If you use a different protocol for staining the tissue,
you can actually measure the activation of key pathways and you can nail it
down is it in the cytoplasm, is it in the nucleus,
is it close to certain structure, you can look at really the issues
of molecular heterogeneity that is so important in tumors.
So, we're developing our image analysis capabilities
to go after this problem next.
So you can see we've developed the 5 step staining
where we can measure five simultaneous proteins
with our collaborator.
You can see there are a lot of differences in tumor cells
that we're looking at here.
So, the colors represent protein expression and there's really a lot
of variation across the slide.
It's definitely worth examining.
So that's sort of our next area we're forging into is image analysis.
Some conclusions on the work that we've shown today.
Pathology imagery contains important cues and it's definitely what you see
in the image is related to, you know, the patient's outcome
and the molecular characteristics.
Now, of course, the pathologist says, you know,
we've known that for a long time, it's true.
They've been using slides for a long time.
I think this really bears repeating
and it is receiving a lot of attention.
TCGA has some things that can really complement genomics
but we really need to develop new informatics methods to integrate imaging into our studies.
So, you know, what was presented here was a pipeline
for analyzing whole slide imagery and sort of correlating
with other critical molecular factors.
This is generalizable and we're trying to extend this
to other tumor types and the TCGA.
We're also trying to improve it
through developing richer descriptions of image content.
Things like, you know, classifying cells instead
of just calculating the average cell for a patient.

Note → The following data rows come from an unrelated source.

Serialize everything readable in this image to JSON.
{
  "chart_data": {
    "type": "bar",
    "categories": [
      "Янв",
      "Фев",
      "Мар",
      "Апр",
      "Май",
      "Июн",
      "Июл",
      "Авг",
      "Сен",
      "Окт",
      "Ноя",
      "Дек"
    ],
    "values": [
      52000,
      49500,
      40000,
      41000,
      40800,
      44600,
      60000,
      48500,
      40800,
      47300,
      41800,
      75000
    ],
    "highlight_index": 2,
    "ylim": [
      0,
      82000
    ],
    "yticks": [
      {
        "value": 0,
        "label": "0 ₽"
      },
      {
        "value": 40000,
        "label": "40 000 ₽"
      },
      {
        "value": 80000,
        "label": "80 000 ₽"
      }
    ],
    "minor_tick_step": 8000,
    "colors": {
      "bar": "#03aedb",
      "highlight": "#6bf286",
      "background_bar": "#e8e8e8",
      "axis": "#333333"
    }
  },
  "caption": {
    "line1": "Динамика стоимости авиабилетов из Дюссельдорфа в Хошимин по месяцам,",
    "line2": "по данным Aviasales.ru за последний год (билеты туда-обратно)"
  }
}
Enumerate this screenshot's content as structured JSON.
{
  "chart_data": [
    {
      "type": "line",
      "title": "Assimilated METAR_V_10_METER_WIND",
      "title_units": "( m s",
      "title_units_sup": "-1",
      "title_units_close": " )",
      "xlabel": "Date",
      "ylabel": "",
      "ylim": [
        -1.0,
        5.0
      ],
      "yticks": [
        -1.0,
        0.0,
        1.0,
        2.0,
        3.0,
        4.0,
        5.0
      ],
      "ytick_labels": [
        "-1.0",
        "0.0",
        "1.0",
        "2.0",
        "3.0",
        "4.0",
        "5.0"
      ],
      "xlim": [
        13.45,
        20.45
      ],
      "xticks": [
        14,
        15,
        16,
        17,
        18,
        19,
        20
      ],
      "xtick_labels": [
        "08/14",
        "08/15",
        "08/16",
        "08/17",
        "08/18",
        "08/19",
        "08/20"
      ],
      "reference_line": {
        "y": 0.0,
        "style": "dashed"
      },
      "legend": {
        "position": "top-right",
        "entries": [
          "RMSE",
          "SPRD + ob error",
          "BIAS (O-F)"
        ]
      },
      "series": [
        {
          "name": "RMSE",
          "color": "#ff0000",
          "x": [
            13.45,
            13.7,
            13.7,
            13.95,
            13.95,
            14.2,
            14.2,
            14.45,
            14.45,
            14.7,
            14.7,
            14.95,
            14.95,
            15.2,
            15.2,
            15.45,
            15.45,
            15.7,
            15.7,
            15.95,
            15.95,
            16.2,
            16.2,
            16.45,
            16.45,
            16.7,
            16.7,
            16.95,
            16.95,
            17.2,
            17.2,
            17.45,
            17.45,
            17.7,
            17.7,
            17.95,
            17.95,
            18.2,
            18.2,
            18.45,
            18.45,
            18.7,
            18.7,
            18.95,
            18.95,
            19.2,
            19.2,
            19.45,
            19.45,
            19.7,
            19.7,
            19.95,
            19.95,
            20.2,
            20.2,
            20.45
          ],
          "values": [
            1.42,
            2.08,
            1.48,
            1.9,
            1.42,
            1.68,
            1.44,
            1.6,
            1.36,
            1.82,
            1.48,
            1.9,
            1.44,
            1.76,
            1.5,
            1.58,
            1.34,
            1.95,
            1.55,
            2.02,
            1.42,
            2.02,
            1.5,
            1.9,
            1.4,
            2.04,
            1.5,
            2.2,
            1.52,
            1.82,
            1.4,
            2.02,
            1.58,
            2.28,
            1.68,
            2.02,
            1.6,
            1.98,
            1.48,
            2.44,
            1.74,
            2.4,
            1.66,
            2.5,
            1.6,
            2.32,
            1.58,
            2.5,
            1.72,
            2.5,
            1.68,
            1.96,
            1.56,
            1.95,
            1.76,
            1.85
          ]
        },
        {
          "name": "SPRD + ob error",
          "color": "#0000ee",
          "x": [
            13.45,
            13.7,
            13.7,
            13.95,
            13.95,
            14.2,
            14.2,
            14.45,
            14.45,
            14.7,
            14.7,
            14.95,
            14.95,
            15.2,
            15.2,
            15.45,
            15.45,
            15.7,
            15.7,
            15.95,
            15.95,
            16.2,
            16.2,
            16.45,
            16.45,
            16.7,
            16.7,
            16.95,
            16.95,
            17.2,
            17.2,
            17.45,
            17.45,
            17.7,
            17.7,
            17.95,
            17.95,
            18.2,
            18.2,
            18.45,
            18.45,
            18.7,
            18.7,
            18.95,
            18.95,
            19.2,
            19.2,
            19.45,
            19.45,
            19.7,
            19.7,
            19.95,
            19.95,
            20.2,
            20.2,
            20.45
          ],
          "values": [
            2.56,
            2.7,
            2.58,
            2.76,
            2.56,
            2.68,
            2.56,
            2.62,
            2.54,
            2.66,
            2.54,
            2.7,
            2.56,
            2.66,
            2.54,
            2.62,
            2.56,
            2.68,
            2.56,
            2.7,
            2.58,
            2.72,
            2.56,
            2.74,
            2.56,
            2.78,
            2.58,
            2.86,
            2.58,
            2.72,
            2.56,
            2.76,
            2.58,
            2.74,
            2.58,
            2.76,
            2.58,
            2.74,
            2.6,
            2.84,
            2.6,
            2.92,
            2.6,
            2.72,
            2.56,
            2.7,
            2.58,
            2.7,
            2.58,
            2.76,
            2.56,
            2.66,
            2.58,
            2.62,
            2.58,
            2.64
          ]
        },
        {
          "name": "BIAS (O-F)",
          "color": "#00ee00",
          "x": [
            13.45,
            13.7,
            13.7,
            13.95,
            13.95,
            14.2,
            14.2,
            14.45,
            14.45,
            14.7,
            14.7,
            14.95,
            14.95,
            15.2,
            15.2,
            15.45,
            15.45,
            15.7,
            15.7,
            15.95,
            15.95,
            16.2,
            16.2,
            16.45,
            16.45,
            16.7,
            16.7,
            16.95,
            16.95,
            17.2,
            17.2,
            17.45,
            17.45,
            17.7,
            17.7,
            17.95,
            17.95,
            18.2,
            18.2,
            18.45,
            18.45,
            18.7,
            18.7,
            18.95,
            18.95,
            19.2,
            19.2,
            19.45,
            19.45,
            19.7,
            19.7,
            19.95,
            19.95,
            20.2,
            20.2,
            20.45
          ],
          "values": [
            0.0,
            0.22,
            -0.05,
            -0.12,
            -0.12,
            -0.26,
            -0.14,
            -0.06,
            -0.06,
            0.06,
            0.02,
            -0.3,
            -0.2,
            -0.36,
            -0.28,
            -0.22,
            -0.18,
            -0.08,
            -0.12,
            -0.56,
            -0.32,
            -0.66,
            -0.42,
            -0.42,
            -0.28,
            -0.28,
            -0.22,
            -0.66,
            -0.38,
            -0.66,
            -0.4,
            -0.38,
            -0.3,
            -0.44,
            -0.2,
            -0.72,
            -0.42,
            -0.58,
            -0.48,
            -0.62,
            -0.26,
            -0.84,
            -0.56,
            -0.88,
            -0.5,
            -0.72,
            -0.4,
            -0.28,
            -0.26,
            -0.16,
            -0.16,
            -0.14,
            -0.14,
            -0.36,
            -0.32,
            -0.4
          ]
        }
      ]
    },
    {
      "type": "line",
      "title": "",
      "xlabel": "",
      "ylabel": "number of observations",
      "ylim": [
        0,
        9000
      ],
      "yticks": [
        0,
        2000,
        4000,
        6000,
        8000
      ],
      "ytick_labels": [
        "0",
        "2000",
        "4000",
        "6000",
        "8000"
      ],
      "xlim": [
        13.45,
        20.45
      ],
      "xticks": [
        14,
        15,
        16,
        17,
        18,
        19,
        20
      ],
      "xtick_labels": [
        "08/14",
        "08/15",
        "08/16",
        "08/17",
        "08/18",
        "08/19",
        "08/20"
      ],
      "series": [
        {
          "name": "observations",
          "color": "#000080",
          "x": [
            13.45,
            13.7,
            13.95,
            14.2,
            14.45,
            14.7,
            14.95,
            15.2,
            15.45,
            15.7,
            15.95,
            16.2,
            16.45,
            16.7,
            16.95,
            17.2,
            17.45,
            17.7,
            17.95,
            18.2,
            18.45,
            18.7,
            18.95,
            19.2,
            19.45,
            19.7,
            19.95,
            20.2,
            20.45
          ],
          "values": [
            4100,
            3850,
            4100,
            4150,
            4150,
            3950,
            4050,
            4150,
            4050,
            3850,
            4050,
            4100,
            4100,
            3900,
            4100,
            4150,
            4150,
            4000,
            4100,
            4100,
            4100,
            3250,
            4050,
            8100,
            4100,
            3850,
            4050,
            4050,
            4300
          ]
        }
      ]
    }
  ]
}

Being able to correlate specific cellular populations
with molecular traits and outcome.
Really teasing things apart at a finer level.
Check back with us periodically to see what we're doing.
Our websites are posted here.
Department of Biomedical Infomations at Emory and also the Center
for Comprehension Informatics.
We have a lot of descriptions of our work there.
The Cancer Digital Slide Archive is online.
Go take a look at that and let us know what you think.
We also have links to the JAMIA paper and also the TCGA's symposium talk
that was delivered on the same topic.
So here are some acknowledgements.
I'm not going to go through names but it's quite a lot of people to work
with at different institutions and we couldn't do it without our friends
at Henry Ford or Thomas Jefferson and Stanford.